Por fin llegó el día. Althous nos esperaba en el aula de siempre. Debíamos pasar de a uno, de manera que nadie escuchaba lo que pasaba adentro en relación a la exposición de los demás. Cuando llegó mi turno, el profesor se levantó, me estrechó la mano con una sonrisa, y me indicó que me sentara frente a él. “Muy bien –dijo- ¿qué preparó para hoy?” y en ese momento, no sé qué me pasó, es difícil explicarlo…toda la clase magistral que había preparado me pareció pueril y poco interesante. Sentí que nada de lo que pudiera yo enhebrar del conocimiento universal respecto de las cuestiones profundas que había estudiado, iba a impactar a aquel hombre sabio. Nada de lo que había ensayado tenía sentido alguno. Él debió haber sentido mi dubitación, mi expectación, porque insistió “¿y bien…?” “Mire, doctor –le dije- la verdad es que ésta es la última oportunidad en que voy a tenerlo de profesor, es más, -agregué- voy a contar con usted por media hora todo para mí… y el tema en que estuve profundizando me generó algunas dudas y preguntas, y hay un par de ellas que, por más que les he dado vueltas y más vueltas, no logro despejar… ¿No le molestaría a usted explicármelas?” Althous se incorporó, de pronto, interesado. “¿Unas dudas? Qué interesante, muchacho, dudas, por supuesto, cómo no, a ver de qué se tratan…” sonrió. Saqué mi libreta, donde las había anotado y se las expuse, tratando de ubicarlas en el contexto en que me habían surgido. Pasamos casi dos horas conversando. No me dejó irme hasta que pudo ver en mis facciones más distendidas, que se habían disipado, al menos en algunos de sus aspectos, las dudas planteadas. Sobre otras cuestiones, me señaló, seguiría pensando, porque no estaba seguro del camino correcto para su análisis. Mis compañeros, afuera, tocaron la puerta, para ver si estaba todo bien. Mi tiempo se había agotado hacía mucho. Le pregunté al profesor si quería que desarrollara, tal vez sintéticamente, lo que había preparado, ya que al final había hablado él mucho más que yo. “No muchacho, no creo que esta vez haga falta. Me parece que no”. Me dijo lacónico y pensativo. Lo saludé y me fui. Cuando me preguntaron afuera cómo me había ido, no supe qué contestar. Realmente no tenía idea. No había podido exponer ni una sola línea de lo que había preparado.

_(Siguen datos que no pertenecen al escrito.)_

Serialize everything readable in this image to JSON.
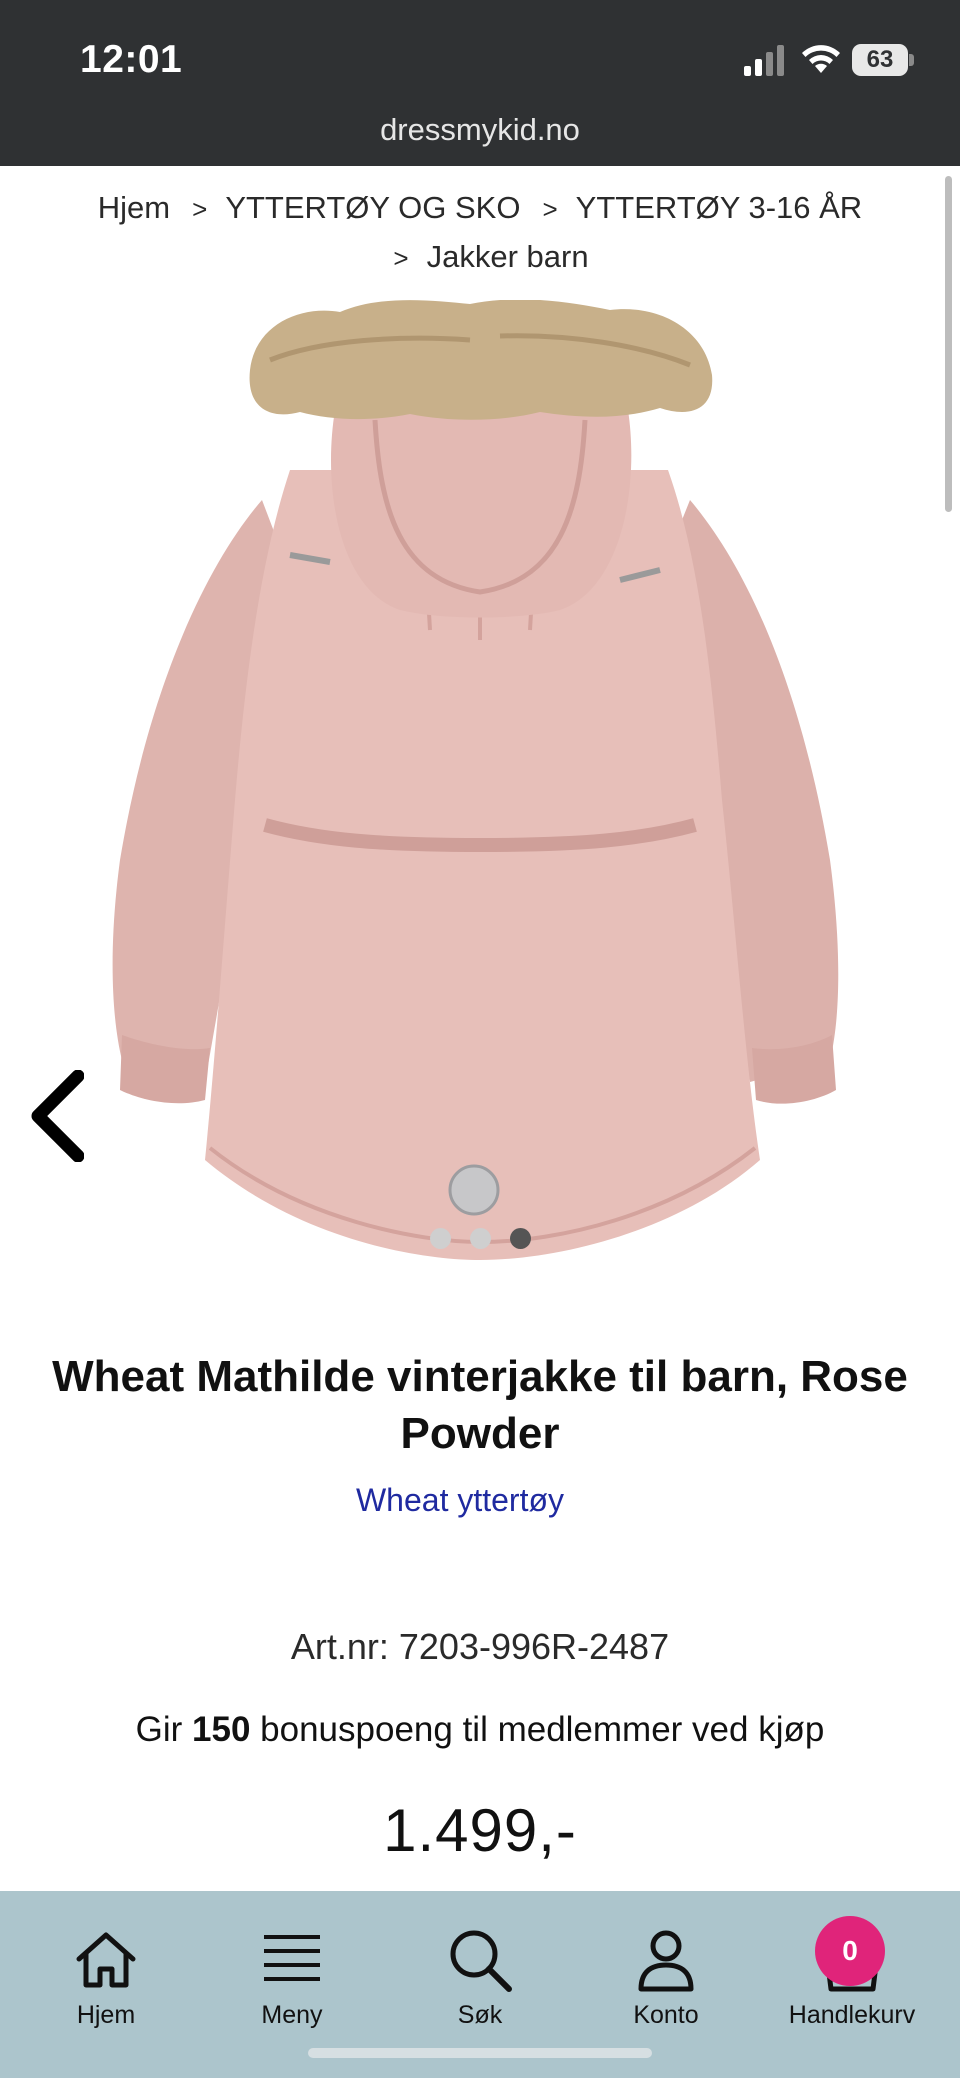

Al final de aquella jornada, mis compañeros vinieron corriendo a buscarme al buffet de la facultad donde esperábamos por las notas y nuestras libretas universitarias. Gritaban y me empujaban, no entendía bien lo que decían. “Un diez. Te puso un diez” por fin logré distinguir, y una leve sonrisa se estampó en mis labios. “No entiendo”, me inquirió uno de ellos, “¿no estás exultante? Te calificó por primera vez en su vida con la nota más alta… ¡sos algo así como un record! ““En realidad, no tiene mucha importancia” le señalé, “lo realmente trascendente es que despejó mis dudas, y creo, por fin, que aprendí su última lección”.